Intervention de Daniel Gibbes

Séance en hémicycle du 30 octobre 2014 à 21h30
Modernisation et simplification du droit dans les domaines de la justice et des affaires intérieures — Discussion générale

Photo issue du site de l'Assemblée nationale ou de WikipediaDaniel Gibbes :

Monsieur le président, madame la garde des sceaux, monsieur le président de la commission des lois, madame la rapporteure, mes chers collègues, s’il est question de choc de simplification, ce texte est loin du but, en tout cas s’agissant de sa procédure d’examen.

Comme vient de l’évoquer mon collègue Guy Geoffroy, il y a de bonnes choses dans ce texte. Mais les débats parlementaires et le désaccord par lequel s’est soldé l’examen du texte en commission mixte paritaire prouvent, s’il en est besoin, que si nous ne pouvons que souscrire à l’objectif poursuivi par ce projet de loi de simplification de notre droit, ce texte demeure particulièrement complexe à appréhender, tant sur la forme que sur le fond.

Permettez-moi de concentrer mon intervention sur l’article 3 du projet de loi, relatif à l’habilitation donnée au Gouvernement pour simplifier par ordonnances le droit des contrats et des obligations.

Cet article a été supprimé par le Sénat en première lecture – la Haute assemblée considérant avec sagesse qu’il n’était pas sérieux que le législateur se dessaisisse totalement en matière de droit des contrats et des obligations – avant de faire l’objet d’un véritable imbroglio en commission des lois de l’Assemblée, puis en séance publique, pour enfin faire purement et simplement échouer la CMP.

Le droit des contrats, partie majeure du droit des obligations, constitue le coeur de notre code civil, et cette question relève donc de la plus haute importance, que ce soit en termes de cohésion sociale ou d’économie.

Madame la ministre, vous connaissez les objections que suscite une telle réforme au sein de notre groupe. Ces objections touchent à la fois à la forme, au fond et à la méthode employée.

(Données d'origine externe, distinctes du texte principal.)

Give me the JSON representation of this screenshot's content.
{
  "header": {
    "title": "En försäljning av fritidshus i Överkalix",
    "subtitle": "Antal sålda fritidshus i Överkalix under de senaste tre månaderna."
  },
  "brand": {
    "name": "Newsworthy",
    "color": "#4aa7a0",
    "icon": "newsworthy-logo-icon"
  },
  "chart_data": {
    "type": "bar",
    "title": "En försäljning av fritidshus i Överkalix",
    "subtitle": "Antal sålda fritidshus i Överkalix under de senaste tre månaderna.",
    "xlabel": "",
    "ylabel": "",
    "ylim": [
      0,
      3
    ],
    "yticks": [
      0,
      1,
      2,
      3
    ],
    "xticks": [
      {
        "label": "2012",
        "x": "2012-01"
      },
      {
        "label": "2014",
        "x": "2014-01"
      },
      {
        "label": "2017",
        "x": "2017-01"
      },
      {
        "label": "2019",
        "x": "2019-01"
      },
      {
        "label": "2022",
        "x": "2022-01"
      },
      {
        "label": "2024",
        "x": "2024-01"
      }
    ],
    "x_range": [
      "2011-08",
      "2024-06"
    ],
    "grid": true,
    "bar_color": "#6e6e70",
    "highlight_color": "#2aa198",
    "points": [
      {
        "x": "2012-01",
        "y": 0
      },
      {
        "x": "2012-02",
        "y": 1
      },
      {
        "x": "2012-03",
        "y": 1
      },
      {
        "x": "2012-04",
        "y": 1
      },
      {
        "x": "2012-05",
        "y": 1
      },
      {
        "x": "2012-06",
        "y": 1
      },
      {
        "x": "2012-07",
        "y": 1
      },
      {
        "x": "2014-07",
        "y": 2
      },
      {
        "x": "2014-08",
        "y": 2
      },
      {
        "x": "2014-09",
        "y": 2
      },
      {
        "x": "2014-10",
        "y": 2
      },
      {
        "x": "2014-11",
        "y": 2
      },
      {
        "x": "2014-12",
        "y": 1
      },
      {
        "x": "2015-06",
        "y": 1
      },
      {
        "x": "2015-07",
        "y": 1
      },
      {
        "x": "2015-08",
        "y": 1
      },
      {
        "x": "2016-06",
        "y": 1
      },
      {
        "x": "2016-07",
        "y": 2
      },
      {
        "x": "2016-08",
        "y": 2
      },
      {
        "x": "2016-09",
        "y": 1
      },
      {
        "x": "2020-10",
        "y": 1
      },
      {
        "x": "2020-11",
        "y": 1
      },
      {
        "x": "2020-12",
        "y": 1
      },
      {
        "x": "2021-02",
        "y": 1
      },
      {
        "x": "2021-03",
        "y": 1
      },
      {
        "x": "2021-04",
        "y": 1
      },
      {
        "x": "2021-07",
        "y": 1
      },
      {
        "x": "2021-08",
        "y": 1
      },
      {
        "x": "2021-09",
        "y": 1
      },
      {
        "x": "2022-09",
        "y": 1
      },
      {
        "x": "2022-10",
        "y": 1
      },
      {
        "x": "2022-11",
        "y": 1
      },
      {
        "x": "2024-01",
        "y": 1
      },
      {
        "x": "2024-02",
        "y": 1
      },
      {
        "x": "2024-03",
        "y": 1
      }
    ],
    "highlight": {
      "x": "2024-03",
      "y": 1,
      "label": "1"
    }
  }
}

Sur la forme, il nous apparaît particulièrement préjudiciable qu’une réforme aussi fondamentale puisse être opérée par voie d’ordonnance, autrement dit en se passant d’un nécessaire débat contradictoire et public, sur des questions certes techniques, mais qui relèvent de choix de société fondamentaux qui vont engager durablement la vie des affaires.

Sur le fond, un certain nombre de points suscitent des réserves et devraient faire l’objet de nécessaires concertations avec les acteurs du monde économique et les praticiens du droit, qui ont été nombreux à nous alerter. Plusieurs éminents spécialistes de droit public et privé, dont je partage les analyses, s’accordent à conclure que le projet comporte des dispositions qui présentent deux inconvénients majeurs : d’une part un éclatement de notions juridiques importantes ; d’autre part un risque d’intrusion du juge dans l’économie du contrat.

Enfin, s’agissant de la méthode employée, il convient une nouvelle fois de s’interroger sur l’opportunité d’une réforme de grande envergure dans un domaine où l’urgence est plus que discutable. En effet, le gros du contentieux est suscité par la responsabilité civile délictuelle plus que par le droit des contrats. Vouloir protéger la partie faible au contrat – comme l’évoque la ministre – ne répond pas, à mon avis, à une quelconque urgence, dans le sens où cette partie faible est d’ores et déjà très largement protégée par des branches entières du droit : droit de la consommation, droit social, droit des baux d’habitation, droit privé de la construction pour ne retenir que ces exemples.

Au final, je reste convaincu qu’il n’existe à l’heure actuelle aucun motif sérieux à réformer à la va-vite, et surtout sans débat contradictoire et public, cette partie du code civil. D’autant plus que je pense pouvoir dire que nous serions tous tombés d’accord, Assemblée nationale et Sénat, si vous nous aviez laissés légiférer. C’est dommage.